Friday, July 20, 2012

Differences in Defensive Practices between Neurosurgeons in Malpractice Crisis vs Non-Crisis States

http://www.ncbi.nlm.nih.gov/pubmed/22811104


 2012 Aug;71(2):E548.

Differences in Defensive Practices between Neurosurgeons in Malpractice Crisis vs Non-Crisis States.

Abstract

INTRODUCTION:

: As medical liability and malpractice concerns continue to rise to crisis levels in many parts of the United States, defensive medicine fuels management decisions and drives healthcare expenditures. In this study, we present a 2011 survey of US neurosurgeons' defensive medicine practices in malpractice crisis vs non-crisis states.

METHODS:

: A validated 51-question survey, available through an anonymous online survey instrument, was sent to all 4,672 United States neurosurgeon members of the American Association of Neurological Surgeons (AANS). States were designated malpractice crisis or non-crisis states based upon the American Medical Association's analysis of malpractice lawsuits. The survey was conducted over 6 weeks. Multiple regression analysis was used.

RESULTS:

: A total of 1,028 surveys were completed (31% response rate) by neurosurgeons representing diverse practices. Respondents engaged in defensive medicine practices by ordering additional imaging studies (72%) and laboratory tests (67%), referring patients to consultants (66%), or prescribing medications (40%).
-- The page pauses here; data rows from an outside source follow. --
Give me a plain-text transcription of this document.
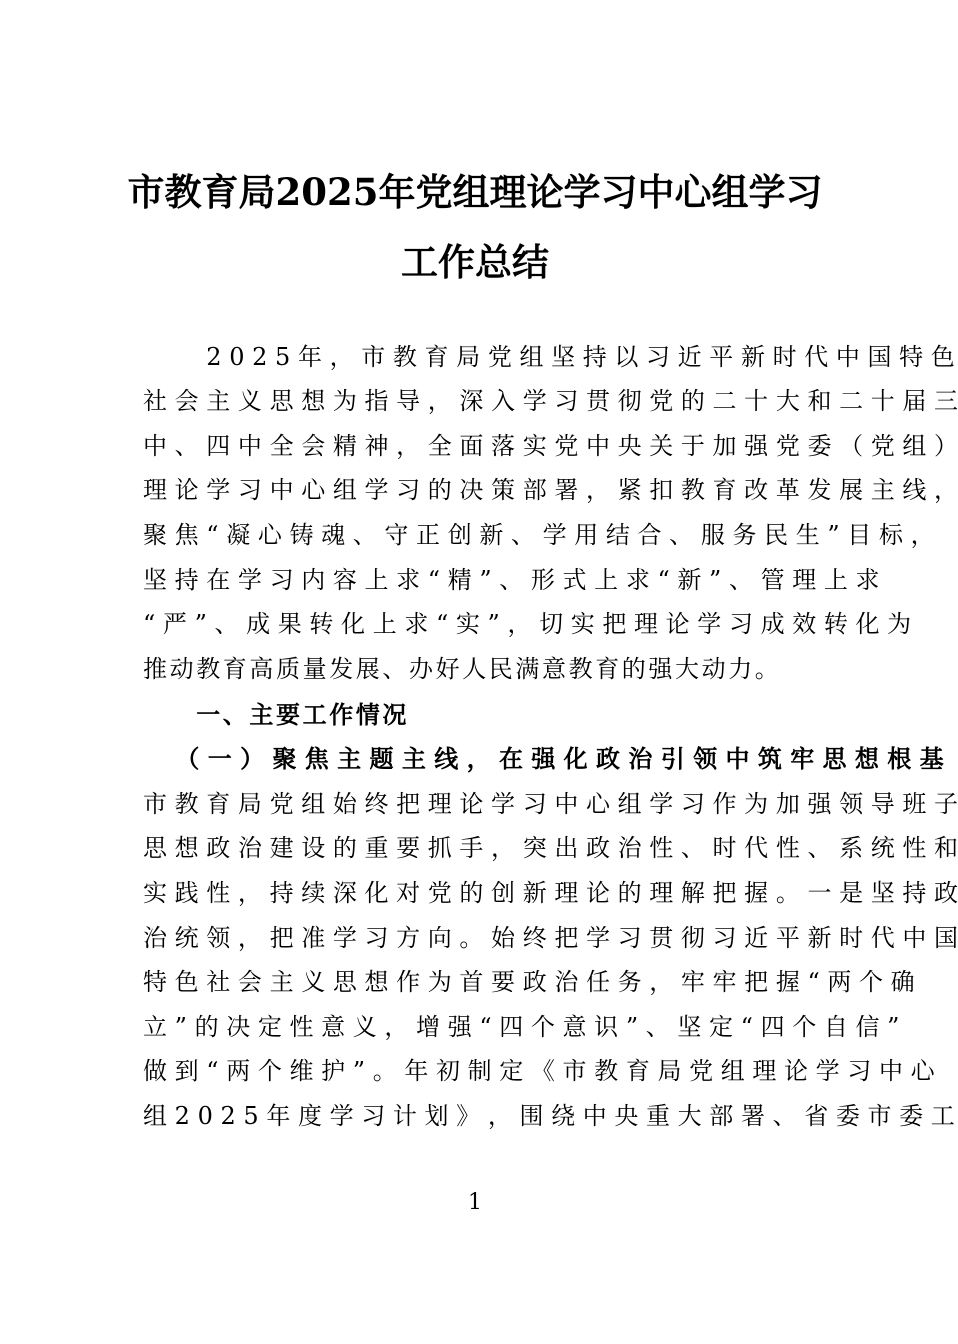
市教育局2025年党组理论学习中心组学习
工作总结
　 　 2 0 2 5 年 ， 市 教 育 局 党 组 坚 持 以 习 近 平 新 时 代 中 国 特 色
社 会 主 义 思 想 为 指 导 ， 深 入 学 习 贯 彻 党 的 二 十 大 和 二 十 届 三
中 、 四 中 全 会 精 神 ， 全 面 落 实 党 中 央 关 于 加 强 党 委 （ 党 组 ）
理 论 学 习 中 心 组 学 习 的 决 策 部 署 ， 紧 扣 教 育 改 革 发 展 主 线 ，
聚 焦 “ 凝 心 铸 魂 、 守 正 创 新 、 学 用 结 合 、 服 务 民 生 ” 目 标 ，
坚 持 在 学 习 内 容 上 求 “ 精 ” 、 形 式 上 求 “ 新 ” 、 管 理 上 求
“ 严 ” 、 成 果 转 化 上 求 “ 实 ” ， 切 实 把 理 论 学 习 成 效 转 化 为
推动教育高质量发展、办好人民满意教育的强大动力。
　　一、主要工作情况
　 （ 一 ） 聚 焦 主 题 主 线 ， 在 强 化 政 治 引 领 中 筑 牢 思 想 根 基
市 教 育 局 党 组 始 终 把 理 论 学 习 中 心 组 学 习 作 为 加 强 领 导 班 子
思 想 政 治 建 设 的 重 要 抓 手 ， 突 出 政 治 性 、 时 代 性 、 系 统 性 和
实 践 性 ， 持 续 深 化 对 党 的 创 新 理 论 的 理 解 把 握 。 一 是 坚 持 政
治 统 领 ， 把 准 学 习 方 向 。 始 终 把 学 习 贯 彻 习 近 平 新 时 代 中 国
特 色 社 会 主 义 思 想 作 为 首 要 政 治 任 务 ， 牢 牢 把 握 “ 两 个 确
立 ” 的 决 定 性 意 义 ， 增 强 “ 四 个 意 识 ” 、 坚 定 “ 四 个 自 信 ”
做 到 “ 两 个 维 护 ” 。 年 初 制 定 《 市 教 育 局 党 组 理 论 学 习 中 心
组 2 0 2 5 年 度 学 习 计 划 》 ， 围 绕 中 央 重 大 部 署 、 省 委 市 委 工
1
There were significant differences between malpractice crisis and non-crisis states, with neurosurgeons in crisis states more likely to acknowledge increased defensive practices, specifically ordering: additional laboratory tests (coeff = .05, CI ±.016, P = .001), additional imaging (coeff = .04, CI ±.017, P = .012), and outside consultations (coeff = .03, CI ±.016, P = .017) relative to neurosurgeons in non-crisis states. Neurosurgeons in crisis states were more likely to view liability insurance premiums as a significant burden (coeff = .08, CI ±.018, P = 0.0).

CONCLUSION:

: Medical liability concerns have affected practice patterns, and in some areas, these concerns have fueled neurosurgeons' defensive practices. Malpractice fuels increased medical costs and influences clinical decision-making.